Tuesday, April 14, 2015

Which is Worse: A Damaged Reputation or the Loss of a Key Employee?

Which is Worse: A Damaged Reputation or the Loss of a Key Employee?

This man isn't sure yet...but he'll know soon enough.


It’s an interesting juxtaposition.

Would your company suffer more from the loss of a key employee, someone who hit his numbers every month, has an exemplary track record with his clients, or whose visionary ideas helped shape the company – or a tarnished reputation brought on by an unforgivable social gaffe or, worse, a data breach revealing the personal information of countless customers?

In order to examine this fully, we’ll need to break it down into smaller pieces: The benefits of having a top-of-class employee working for you, and the negative effects of losing such a person in your workforce.  And, we’ll need to look at the payoff of having a great reputation versus the deleterious effects of having a bad one.

Benefits Brought by a Key Employee




Having a good employee at your disposal obviously carries a string of benefits. 

The work he’s assigned gets done, and, not just that – it’s meaningful to the company, so it ends up bringing in appreciable revenue, revenue which certainly would not have arrived if that employee hadn’t contributed his work. 

Having such an employee can also mean entirely new ideas for your company, from website tweaks that positively affect traffic and search engine ranking to an entirely new, successful product line. 
The possibilities are great.

Bad Effects of Losing that Key Employee


Conversely, what happens when that same employee that created all the extra revenue and had ideas no one else could muster ends up leaving your company?

Certainly you can ride on his ghostly laurels for a time.  But, after that time, you’ll start to see a decrease in revenue because the production that key employee brought to the table simply isn’t there.
 
In time, after the key employee leaves, you might have some vestigial remains of his handiwork (such as that tweaked website you’ve told his successor not to touch) or the new product line that someone else oversees, but you won’t get the innovation back.

In short, you’ll return close to the productivity and revenue levels you were at before.  Your current clients might not notice much – maybe a different voice on the phone – but, you will.

Benefits Earned by a Great Reputation


Good reputation, on the other hand, can be thought of as something that happens when you have a good employee working for you. 

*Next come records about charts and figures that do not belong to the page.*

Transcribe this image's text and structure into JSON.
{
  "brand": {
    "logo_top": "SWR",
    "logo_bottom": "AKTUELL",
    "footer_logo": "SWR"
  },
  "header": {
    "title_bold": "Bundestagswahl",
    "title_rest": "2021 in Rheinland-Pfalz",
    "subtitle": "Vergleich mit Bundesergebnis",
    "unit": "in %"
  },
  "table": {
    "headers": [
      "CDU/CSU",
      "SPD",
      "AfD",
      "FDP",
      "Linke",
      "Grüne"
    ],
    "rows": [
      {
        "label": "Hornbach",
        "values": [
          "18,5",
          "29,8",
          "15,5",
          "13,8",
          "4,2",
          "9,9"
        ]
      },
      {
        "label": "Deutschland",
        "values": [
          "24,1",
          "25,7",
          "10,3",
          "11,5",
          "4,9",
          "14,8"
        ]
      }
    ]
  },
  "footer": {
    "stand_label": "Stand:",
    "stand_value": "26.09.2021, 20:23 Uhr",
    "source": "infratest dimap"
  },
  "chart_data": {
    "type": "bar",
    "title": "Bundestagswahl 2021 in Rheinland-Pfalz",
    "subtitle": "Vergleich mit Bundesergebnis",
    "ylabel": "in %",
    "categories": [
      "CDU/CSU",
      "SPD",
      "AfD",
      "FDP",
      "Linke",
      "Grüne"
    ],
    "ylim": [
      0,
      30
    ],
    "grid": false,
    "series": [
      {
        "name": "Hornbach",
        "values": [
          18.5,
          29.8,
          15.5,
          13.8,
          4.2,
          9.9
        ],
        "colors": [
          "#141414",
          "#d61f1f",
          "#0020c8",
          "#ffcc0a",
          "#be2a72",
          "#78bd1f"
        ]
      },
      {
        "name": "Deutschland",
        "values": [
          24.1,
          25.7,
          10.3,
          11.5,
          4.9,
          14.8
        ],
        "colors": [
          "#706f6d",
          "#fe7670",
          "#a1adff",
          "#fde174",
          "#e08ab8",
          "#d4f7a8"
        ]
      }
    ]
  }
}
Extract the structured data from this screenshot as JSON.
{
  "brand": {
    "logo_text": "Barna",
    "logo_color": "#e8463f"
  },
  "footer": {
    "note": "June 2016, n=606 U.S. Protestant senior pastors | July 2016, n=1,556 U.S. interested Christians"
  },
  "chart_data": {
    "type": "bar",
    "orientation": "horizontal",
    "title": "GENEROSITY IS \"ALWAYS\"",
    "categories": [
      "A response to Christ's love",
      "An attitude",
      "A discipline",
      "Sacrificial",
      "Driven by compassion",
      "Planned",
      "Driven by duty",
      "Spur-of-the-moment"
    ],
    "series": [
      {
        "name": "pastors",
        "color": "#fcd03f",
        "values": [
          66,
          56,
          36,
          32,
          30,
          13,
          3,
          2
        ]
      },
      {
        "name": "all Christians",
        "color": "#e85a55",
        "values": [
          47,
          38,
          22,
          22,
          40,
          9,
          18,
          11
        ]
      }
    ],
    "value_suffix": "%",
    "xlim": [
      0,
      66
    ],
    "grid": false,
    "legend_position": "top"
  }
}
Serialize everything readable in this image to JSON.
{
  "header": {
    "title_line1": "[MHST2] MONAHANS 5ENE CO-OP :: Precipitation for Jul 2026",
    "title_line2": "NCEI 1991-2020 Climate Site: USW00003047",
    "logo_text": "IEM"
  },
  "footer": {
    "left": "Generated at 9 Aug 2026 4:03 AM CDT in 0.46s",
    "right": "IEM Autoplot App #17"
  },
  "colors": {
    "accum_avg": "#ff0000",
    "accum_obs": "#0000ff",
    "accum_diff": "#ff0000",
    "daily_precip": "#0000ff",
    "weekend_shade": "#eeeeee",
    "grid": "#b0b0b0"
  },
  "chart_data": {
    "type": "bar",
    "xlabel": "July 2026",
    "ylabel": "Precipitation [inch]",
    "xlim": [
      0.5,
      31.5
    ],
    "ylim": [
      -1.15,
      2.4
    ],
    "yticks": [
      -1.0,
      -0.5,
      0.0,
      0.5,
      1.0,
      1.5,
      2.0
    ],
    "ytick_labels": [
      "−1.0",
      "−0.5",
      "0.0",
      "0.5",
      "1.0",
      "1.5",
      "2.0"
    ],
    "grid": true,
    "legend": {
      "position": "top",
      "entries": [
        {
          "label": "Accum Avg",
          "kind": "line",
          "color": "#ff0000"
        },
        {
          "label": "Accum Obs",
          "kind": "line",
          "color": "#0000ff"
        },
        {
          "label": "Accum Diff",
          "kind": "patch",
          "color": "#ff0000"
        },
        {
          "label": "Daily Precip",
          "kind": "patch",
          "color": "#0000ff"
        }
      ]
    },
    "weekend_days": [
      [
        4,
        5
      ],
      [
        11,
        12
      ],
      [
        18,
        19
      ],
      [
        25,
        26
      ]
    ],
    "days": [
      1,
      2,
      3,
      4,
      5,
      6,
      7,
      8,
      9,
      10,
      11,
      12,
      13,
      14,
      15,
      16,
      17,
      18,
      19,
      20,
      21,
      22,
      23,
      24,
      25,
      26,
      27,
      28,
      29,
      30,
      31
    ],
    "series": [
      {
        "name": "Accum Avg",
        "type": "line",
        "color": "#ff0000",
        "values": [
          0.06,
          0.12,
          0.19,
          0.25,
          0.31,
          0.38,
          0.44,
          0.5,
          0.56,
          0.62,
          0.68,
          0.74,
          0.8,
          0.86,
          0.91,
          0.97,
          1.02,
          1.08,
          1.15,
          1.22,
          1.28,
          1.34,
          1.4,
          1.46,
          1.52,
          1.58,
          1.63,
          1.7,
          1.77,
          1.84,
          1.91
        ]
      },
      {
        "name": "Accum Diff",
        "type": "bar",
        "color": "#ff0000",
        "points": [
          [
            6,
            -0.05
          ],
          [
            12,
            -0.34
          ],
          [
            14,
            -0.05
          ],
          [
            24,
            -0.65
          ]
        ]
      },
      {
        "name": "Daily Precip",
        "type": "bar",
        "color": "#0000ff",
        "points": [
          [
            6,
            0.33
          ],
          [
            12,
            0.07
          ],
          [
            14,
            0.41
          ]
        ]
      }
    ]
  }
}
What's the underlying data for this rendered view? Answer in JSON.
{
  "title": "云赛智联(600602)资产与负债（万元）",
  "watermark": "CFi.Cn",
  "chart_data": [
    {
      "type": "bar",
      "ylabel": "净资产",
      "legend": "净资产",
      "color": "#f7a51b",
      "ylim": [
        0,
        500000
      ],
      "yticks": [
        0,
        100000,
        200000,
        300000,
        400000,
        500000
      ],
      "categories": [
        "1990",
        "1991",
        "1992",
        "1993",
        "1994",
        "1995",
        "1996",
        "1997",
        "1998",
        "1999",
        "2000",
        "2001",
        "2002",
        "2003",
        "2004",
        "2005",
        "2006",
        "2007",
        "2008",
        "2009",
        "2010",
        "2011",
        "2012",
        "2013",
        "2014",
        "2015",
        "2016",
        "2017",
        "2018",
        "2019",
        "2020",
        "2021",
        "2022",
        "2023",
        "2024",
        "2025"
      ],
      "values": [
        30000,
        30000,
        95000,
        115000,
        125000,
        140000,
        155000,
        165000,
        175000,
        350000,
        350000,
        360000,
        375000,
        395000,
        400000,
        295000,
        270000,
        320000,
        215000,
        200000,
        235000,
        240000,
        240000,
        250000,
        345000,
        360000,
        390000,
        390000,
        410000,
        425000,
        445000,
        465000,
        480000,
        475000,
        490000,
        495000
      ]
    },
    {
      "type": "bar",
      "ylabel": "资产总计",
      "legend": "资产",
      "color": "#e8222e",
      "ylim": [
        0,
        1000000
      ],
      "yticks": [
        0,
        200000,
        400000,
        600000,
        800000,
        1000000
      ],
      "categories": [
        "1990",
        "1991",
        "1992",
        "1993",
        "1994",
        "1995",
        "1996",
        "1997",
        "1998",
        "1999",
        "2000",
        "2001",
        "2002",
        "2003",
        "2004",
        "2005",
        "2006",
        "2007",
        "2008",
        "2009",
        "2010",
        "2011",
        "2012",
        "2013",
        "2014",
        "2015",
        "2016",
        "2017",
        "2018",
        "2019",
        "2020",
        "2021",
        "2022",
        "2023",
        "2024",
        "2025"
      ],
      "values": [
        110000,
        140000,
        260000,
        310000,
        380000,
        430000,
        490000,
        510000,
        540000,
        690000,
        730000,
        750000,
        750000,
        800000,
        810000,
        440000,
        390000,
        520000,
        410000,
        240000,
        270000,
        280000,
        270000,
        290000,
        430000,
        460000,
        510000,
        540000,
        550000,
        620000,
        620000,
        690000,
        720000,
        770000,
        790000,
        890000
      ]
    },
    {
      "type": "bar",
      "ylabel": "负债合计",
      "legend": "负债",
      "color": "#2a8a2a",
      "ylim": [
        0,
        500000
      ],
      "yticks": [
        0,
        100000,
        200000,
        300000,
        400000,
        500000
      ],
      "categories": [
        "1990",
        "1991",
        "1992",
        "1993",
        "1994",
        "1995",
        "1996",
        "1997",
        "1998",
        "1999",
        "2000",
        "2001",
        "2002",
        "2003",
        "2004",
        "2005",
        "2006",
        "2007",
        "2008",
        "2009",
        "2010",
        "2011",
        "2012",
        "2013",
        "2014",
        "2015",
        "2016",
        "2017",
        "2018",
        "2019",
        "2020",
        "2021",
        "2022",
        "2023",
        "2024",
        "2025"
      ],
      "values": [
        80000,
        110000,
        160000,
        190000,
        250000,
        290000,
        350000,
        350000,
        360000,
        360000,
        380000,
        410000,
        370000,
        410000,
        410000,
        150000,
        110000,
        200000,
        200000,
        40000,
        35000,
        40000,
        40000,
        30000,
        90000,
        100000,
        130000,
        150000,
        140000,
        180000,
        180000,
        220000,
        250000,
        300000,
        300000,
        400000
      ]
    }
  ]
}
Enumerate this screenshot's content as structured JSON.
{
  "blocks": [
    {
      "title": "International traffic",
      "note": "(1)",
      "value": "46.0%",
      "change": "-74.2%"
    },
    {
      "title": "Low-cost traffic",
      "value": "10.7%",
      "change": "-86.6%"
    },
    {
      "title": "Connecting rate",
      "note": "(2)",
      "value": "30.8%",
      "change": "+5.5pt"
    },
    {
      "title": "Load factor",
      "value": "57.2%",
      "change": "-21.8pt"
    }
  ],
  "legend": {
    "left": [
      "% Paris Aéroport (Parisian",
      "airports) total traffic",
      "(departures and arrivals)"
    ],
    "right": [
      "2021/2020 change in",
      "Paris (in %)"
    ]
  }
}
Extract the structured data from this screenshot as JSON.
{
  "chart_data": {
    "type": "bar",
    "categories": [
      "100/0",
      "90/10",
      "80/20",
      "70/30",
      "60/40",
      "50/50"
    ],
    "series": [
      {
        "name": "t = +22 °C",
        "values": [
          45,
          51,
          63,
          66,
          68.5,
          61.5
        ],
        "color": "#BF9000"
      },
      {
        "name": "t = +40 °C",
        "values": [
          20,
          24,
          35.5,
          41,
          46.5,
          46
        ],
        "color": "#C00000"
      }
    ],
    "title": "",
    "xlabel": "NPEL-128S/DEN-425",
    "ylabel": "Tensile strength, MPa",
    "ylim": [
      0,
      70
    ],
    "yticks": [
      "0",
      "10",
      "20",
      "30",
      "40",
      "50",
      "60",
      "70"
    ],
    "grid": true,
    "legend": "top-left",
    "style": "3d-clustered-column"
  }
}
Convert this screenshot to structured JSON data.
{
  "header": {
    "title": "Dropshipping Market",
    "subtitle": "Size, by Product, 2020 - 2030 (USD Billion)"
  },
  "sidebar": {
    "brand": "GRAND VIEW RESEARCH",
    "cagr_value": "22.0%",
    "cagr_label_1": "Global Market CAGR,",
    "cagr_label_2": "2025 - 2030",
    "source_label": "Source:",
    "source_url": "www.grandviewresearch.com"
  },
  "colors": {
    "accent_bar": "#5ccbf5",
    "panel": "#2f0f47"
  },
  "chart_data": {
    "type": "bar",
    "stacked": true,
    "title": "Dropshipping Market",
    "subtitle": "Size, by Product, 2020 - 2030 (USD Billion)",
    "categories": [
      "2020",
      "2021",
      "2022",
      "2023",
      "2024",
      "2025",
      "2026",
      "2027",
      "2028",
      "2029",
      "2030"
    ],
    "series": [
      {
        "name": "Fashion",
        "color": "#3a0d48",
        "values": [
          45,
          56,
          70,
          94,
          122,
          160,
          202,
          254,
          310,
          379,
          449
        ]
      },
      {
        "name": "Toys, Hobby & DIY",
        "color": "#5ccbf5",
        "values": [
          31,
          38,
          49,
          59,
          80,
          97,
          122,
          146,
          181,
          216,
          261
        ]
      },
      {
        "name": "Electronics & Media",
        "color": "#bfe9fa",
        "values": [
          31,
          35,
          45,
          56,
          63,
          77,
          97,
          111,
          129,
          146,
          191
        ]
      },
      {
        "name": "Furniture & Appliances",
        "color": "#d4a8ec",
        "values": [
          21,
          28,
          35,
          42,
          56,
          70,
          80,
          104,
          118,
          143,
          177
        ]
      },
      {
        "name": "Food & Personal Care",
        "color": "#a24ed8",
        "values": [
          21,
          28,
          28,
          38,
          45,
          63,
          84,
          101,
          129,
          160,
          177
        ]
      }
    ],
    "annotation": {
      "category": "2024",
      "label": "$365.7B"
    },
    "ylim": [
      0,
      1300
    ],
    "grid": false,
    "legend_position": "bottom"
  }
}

You garner a good reputation when someone visits the website that your star employee helped revamp and has a much easier time checking out and paying for his order.  He might tell his friends how easy it was, and he might even mention how you seem to have diversified your product lines, too.  He might write a review on Yelp, for that matter.  But, the principle is the same.  Good reputation comes from people saying good things about you.

The good thing about good reputation is it outlasts your star employees.  Whereas your influx of keen ideas might slow to a halt if your star producer leaves, people will remember how they felt when they read his work, when they surfed on his website, or when they bought the products he conceived of.  And, they’ll come back for more.

Negative Effects of a Bad Reputation




And, conversely, as good as the effects of a sparkling reputation can be, the effects of a lousy one can be exactly as bad.  And, usually worse. 

You might inadvertently plant a seed of bad reputation by making a faux pas at a large social gathering for your business.  By comparison, you might plant a sequoia grove by inadvertently compromising your customers’ data in a data breach.

Now, we’ve all read negative reviews on Yelp.  Those reviews are the ones that seem to stick the most, and the ones that seem to arouse the most passion.  Without going into the psychology behind it, let it suffice to say bad reputation is a much bigger worry than good reputation is a boon.  Whereas people interpret your good reputation to mean you’ve done mostly good things, people usually interpret a bad reputation to mean anyone’s given experience with you will be unequivocally bad.  No bones about it.

And, what’s more is the fact that a good reputation can easily shift to bad, but a bad reputation has a much harder time turning over to good once more.  A bad reputation outlasts your star employees and your bad apples, too.

So, Which is Worse?  Losing a Key Employee or a Damaged Reputation?




After reading this article, hopefully the answer is clear as day. 

Losing an essential employee might look bad on paper, but you’ll not only retain a good deal of his innovations (in some cases), but you won’t be thought of negatively just because of his loss.  You might be thought of…not quite as well.  But, not badly.

If your reputation’s tarnished, though, forget about it.

Negative reviews on Yelp live on forever, and people glom onto those juicy, bad stories much more than they do positive ones.  I mean, what captivates us when we read books?  See movies?

It’s the conflict.  It excites us.  We can use it to our advantage, of course (for example, avoiding a place that has horrid reviews on Yelp), but that doesn’t change the fact that we’re drawn to it.
That’s just how it is.

How Can You Protect Yourself?


Believe it or not, this article shouldn’t read like a death sentence.  It’s very possible to garner a good reputation and keep it that way.  You just have to be smart.

If that means calculating more heavily what you say in social situations, so be it.  If it means turning the other cheek when someone calls you a name instead of flying off the handle, you can handle it.  If it means investing time into looking into a tokenized security solution - or any number of other data security measures -  for your customers’ secure information, it’s worth looking into.